Emma’s boyfriend, Leon, suddenly and inexplicably cuts her out of his life completely, untagging photos of them online and pretending that she doesn’t exist. When he goes Facebook official with another girl, Emma decides it’s time to stop stalking Leon and instead, find a better way to use the internet. Her new blog, titled EDITING EMMA chronicles her attempts at internet dating, baking, and discoveries about her Mum’s weirdly dysfunctional relationships. Trouble is, the new improved Emma might not actually be all that improved.
I suspect I’m going to show my age here (or just that I’m an introverted prude), when I say that I just didn’t get the constant blogging. While reading I just found myself asking rather Mumsy questions like:
- Why would you put this much private information on the interweb?
- Where is she finding the time to blog this much?
- How does she write such long posts on her phone? I can’t see anything on that tiny screen.
I ended up pretending that Emma was keeping an old-fashioned pen and paper diary just so that I could manage to read a few pages of the book without blurting out how things have changed since my day (I’m nearly 32 by the way, I didn’t grow up in the dark ages or anything but Facebook didn’t exist until I was at university and it was another five years before it even got close to today’s epic level of over-sharing), but even so this made it pretty hard for me to get into the book.
That said, I found Emma as a character pretty lovable. I love the way that Chloe Seager portrays her as a totally flawed individual that we can all relate to. We’ve all spent way too long after a break up checking out an ex’s social media pages, or told a little white lie on a first date, or accidentally shared a post/text/email with people that weren’t supposed to see it. And I suspect, most of us have dealt with the sure sense that the world is over following these indiscretions with the same dignity and aplomb that Emma musters!

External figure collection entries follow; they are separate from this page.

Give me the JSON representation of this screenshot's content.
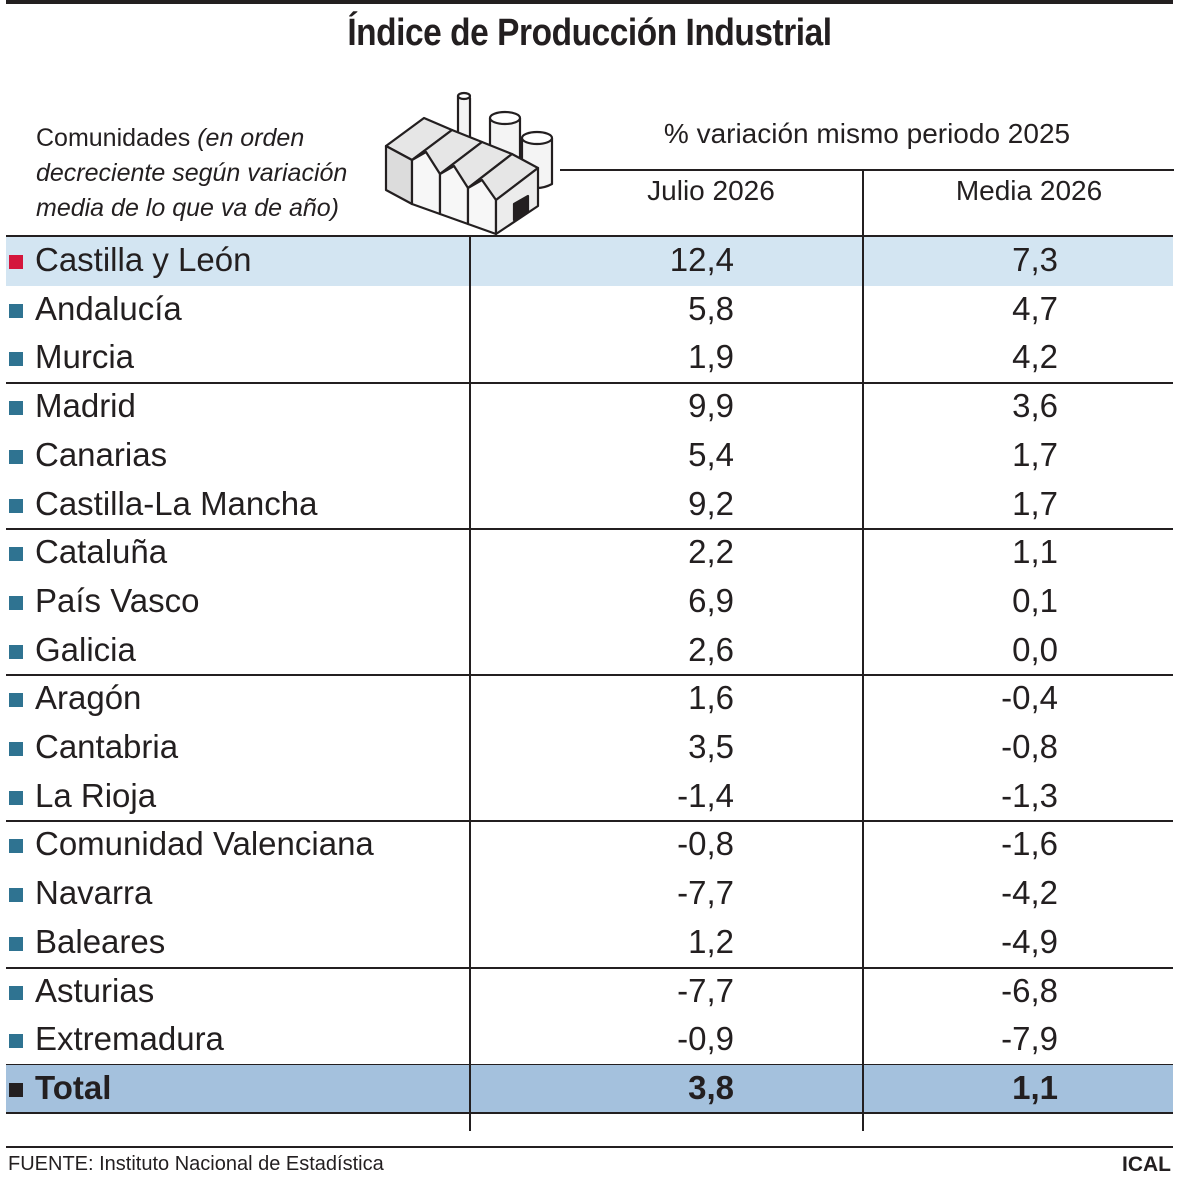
{
  "title": "Índice de Producción Industrial",
  "header": {
    "row_label_main": "Comunidades",
    "row_label_note": "(en orden decreciente según variación media de lo que va de año)",
    "group": "% variación mismo periodo 2025",
    "col_julio": "Julio 2026",
    "col_media": "Media 2026"
  },
  "icon": "factory-icon",
  "colors": {
    "highlight_row": "#d3e5f2",
    "total_row": "#a4c1dd",
    "marker_default": "#2f7391",
    "marker_highlight": "#d4163c",
    "marker_total": "#231f20"
  },
  "chart_data": {
    "type": "table",
    "title": "Índice de Producción Industrial",
    "columns": [
      "Comunidades",
      "Julio 2026",
      "Media 2026"
    ],
    "rows": [
      {
        "name": "Castilla y León",
        "julio": "12,4",
        "media": "7,3",
        "highlight": true
      },
      {
        "name": "Andalucía",
        "julio": "5,8",
        "media": "4,7"
      },
      {
        "name": "Murcia",
        "julio": "1,9",
        "media": "4,2"
      },
      {
        "name": "Madrid",
        "julio": "9,9",
        "media": "3,6"
      },
      {
        "name": "Canarias",
        "julio": "5,4",
        "media": "1,7"
      },
      {
        "name": "Castilla-La Mancha",
        "julio": "9,2",
        "media": "1,7"
      },
      {
        "name": "Cataluña",
        "julio": "2,2",
        "media": "1,1"
      },
      {
        "name": "País Vasco",
        "julio": "6,9",
        "media": "0,1"
      },
      {
        "name": "Galicia",
        "julio": "2,6",
        "media": "0,0"
      },
      {
        "name": "Aragón",
        "julio": "1,6",
        "media": "-0,4"
      },
      {
        "name": "Cantabria",
        "julio": "3,5",
        "media": "-0,8"
      },
      {
        "name": "La Rioja",
        "julio": "-1,4",
        "media": "-1,3"
      },
      {
        "name": "Comunidad Valenciana",
        "julio": "-0,8",
        "media": "-1,6"
      },
      {
        "name": "Navarra",
        "julio": "-7,7",
        "media": "-4,2"
      },
      {
        "name": "Baleares",
        "julio": "1,2",
        "media": "-4,9"
      },
      {
        "name": "Asturias",
        "julio": "-7,7",
        "media": "-6,8"
      },
      {
        "name": "Extremadura",
        "julio": "-0,9",
        "media": "-7,9"
      }
    ],
    "total": {
      "name": "Total",
      "julio": "3,8",
      "media": "1,1"
    }
  },
  "footer": {
    "source": "FUENTE: Instituto Nacional de Estadística",
    "credit": "ICAL"
  }
}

These ‘we’ve all been there’ situations are mixed in with some less common occurrences; telling people about the time you staked out your Mum’s boyfriend whilst in disguise is probably less likely to be met with a chorus of “oh my god, me too”, but it does make for pretty good comedy. I actually wish that there had been some more completely ridiculous situations à la Bridget Jones, I think this would have made the book laugh-out-loud-funny rather than just tiny-smirk-to-self-when-reading-funny.
The difficulty that I had with getting my head around the premise coupled with the too predictable happy ending (no spoilers so I won’t go into this) makes this book the Bradley Cooper of the funny young adult genre for me: personally, I don’t get it but I’d totally understand if someone else said they love it.